Commenting after the meeting, a Momentum spokesperson said: “We welcome Keir Starmer’s commitment to disciplinary action against people named in the report.”

LabourList understands that several amendments were passed by the NEC, including one moved by Rayner that referred to the offer of whistleblower protections.

On this point, a Momentum spokesperson added: “We also welcome the guarantees for whistleblowers that have been enshrined in the terms of reference. While the report should not have been leaked unredacted, Labour is Britain’s largest political party and the contents were clearly in the public interest.

“Labour’s half a million members deserved to know what was happening at the top of their party, and those involved in bringing these actions to light must not be penalised.”

LabourList understands, however, that the whistleblower amendment has been interpreted by others as protecting former staffers who act as witnesses in the investigation.

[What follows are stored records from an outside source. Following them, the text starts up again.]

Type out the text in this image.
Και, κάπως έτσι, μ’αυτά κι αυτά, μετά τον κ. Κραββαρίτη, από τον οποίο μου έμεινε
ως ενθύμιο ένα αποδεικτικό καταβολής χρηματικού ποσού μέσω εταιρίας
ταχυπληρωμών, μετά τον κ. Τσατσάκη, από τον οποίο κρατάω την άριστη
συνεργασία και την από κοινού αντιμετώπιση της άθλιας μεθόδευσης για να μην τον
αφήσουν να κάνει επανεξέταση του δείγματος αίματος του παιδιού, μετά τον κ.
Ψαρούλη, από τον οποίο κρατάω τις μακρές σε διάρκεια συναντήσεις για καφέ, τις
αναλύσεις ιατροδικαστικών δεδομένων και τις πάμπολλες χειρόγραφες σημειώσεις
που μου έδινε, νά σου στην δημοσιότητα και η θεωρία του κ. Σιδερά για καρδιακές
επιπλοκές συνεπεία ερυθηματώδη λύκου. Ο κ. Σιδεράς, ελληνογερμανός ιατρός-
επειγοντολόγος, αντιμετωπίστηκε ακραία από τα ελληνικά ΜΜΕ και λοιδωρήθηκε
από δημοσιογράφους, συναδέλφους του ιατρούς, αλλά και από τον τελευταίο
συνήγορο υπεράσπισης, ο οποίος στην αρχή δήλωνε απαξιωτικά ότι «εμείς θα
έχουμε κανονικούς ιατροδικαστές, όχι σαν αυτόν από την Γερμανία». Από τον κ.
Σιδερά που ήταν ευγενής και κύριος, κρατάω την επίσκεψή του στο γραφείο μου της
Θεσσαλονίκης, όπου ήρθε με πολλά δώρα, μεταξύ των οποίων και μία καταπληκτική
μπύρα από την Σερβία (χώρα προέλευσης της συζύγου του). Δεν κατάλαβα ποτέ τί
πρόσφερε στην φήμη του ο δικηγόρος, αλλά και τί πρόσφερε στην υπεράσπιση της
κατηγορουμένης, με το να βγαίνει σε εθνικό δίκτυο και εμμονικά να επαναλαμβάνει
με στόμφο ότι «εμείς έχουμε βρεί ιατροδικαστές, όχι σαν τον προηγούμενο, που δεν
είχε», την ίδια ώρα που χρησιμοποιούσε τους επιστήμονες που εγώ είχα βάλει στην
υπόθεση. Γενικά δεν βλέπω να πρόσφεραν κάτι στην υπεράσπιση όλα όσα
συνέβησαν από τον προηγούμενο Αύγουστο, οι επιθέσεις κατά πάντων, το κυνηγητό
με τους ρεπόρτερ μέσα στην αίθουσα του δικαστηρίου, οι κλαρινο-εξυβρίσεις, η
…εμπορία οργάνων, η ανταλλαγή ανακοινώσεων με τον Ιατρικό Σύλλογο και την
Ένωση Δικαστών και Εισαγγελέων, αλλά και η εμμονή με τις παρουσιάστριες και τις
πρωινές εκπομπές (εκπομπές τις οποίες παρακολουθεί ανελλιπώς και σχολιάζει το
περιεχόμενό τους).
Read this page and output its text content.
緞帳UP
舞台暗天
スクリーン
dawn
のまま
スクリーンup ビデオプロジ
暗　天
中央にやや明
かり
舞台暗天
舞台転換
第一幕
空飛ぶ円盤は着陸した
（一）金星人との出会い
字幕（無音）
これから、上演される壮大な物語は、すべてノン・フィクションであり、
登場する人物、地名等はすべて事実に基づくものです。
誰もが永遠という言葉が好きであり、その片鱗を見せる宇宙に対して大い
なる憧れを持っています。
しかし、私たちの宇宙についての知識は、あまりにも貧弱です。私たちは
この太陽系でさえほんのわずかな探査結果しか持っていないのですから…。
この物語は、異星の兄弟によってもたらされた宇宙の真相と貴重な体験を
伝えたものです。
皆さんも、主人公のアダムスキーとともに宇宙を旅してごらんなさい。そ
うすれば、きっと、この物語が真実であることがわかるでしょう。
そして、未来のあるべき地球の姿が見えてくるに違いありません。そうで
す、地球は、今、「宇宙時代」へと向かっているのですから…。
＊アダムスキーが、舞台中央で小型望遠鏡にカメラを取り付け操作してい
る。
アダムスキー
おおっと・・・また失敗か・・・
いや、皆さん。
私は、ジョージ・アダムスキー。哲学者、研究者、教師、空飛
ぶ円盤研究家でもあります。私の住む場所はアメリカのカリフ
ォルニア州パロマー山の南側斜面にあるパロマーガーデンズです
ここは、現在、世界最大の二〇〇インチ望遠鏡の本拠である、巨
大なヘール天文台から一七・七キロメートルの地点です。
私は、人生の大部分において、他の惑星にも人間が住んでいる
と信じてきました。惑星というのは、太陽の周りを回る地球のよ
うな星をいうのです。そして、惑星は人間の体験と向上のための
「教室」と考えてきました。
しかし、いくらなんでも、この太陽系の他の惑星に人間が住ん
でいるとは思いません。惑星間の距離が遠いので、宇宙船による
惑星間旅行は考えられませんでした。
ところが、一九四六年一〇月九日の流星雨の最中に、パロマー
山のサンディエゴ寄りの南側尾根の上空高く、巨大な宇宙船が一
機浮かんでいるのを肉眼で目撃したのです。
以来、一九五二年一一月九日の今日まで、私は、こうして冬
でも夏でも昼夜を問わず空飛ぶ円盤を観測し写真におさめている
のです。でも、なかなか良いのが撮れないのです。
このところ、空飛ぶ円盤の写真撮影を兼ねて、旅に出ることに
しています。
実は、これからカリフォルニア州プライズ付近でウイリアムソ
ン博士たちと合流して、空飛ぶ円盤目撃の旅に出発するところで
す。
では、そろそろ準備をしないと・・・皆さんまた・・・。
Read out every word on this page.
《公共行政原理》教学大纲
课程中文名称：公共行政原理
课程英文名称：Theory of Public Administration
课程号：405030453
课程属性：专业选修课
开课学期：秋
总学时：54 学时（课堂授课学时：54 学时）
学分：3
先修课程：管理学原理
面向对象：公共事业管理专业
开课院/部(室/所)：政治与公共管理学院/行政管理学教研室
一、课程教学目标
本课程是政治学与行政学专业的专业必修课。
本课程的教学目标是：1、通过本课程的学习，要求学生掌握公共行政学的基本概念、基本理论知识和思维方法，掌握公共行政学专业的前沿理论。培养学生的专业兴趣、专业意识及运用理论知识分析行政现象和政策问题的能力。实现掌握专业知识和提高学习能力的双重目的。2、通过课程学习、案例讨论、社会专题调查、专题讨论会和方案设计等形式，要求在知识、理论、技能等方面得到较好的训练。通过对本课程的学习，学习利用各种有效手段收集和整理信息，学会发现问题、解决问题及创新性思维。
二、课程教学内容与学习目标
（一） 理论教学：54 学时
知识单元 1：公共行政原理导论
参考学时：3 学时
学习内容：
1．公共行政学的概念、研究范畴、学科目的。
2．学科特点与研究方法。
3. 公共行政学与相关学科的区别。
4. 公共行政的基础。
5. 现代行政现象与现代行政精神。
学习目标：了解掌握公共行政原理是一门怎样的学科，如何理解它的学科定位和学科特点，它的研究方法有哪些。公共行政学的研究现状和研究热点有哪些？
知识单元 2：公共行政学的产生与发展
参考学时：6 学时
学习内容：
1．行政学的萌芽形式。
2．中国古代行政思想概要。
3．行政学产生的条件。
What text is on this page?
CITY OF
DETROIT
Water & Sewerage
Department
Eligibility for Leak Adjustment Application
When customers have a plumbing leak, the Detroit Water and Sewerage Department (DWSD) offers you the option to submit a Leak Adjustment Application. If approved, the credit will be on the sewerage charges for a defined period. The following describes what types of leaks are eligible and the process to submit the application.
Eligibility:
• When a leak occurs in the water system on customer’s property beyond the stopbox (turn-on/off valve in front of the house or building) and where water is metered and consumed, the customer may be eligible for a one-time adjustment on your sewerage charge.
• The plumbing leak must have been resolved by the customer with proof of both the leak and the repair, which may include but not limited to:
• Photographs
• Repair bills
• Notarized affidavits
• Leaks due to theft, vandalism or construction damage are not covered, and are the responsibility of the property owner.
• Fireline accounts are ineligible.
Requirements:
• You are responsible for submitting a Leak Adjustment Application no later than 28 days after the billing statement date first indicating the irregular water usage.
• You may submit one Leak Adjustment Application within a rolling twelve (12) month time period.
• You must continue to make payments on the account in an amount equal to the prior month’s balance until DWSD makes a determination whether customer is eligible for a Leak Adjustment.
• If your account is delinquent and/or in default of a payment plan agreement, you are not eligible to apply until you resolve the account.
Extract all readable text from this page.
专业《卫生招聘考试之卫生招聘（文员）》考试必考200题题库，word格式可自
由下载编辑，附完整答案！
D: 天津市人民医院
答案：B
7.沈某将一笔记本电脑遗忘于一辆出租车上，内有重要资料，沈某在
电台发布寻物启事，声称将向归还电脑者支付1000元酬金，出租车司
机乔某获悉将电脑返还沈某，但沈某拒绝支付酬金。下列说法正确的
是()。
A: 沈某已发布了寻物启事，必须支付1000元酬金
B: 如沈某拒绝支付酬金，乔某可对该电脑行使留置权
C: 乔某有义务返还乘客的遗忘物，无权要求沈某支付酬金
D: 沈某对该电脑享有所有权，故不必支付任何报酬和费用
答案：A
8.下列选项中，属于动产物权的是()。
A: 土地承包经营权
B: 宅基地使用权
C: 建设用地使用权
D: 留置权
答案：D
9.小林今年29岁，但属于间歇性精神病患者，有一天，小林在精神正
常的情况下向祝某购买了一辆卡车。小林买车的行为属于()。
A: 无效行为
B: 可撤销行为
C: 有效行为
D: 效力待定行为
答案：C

Sources say the independent investigation will not focus on the leaking of the report in terms of identifying the leaker(s), though how and why the leak occurred will be considered.

LabourList was told by well-placed sources that:

  • An amendment to the terms of reference was accepted that reordered the words so that the content of the report is listed as the first subject being looked into by the inquiry.
  • Some had pointed out that the original statement implied an order of priorities that put the commissioning of the report ahead of its contents. According to NEC sources, this view was taken into account and the wording changed as a result.
  • An amendment was accepted that allowed the inquiry to raise issues about structures but clarified that any structural changes remain under the remit of conference and the NEC.
  • Ann Henderson moved an amendment, which was then amended by Jon Lansman and passed by the NEC, to specifically allude to ‘discriminatory behaviour’ in the terms of reference.
  • Rayner proposed a change to clarify and ensure that the inquiry was reporting back to the NEC rather than the party leadership, and that its report would be made fit for publication.

While there were arguments between NEC members during the meeting, and votes were mostly along factional lines, LabourList understands that it was not an acrimonious one overall.

LabourList will be publishing the full terms of reference once due diligence has been completed – with amendments included – and they are released.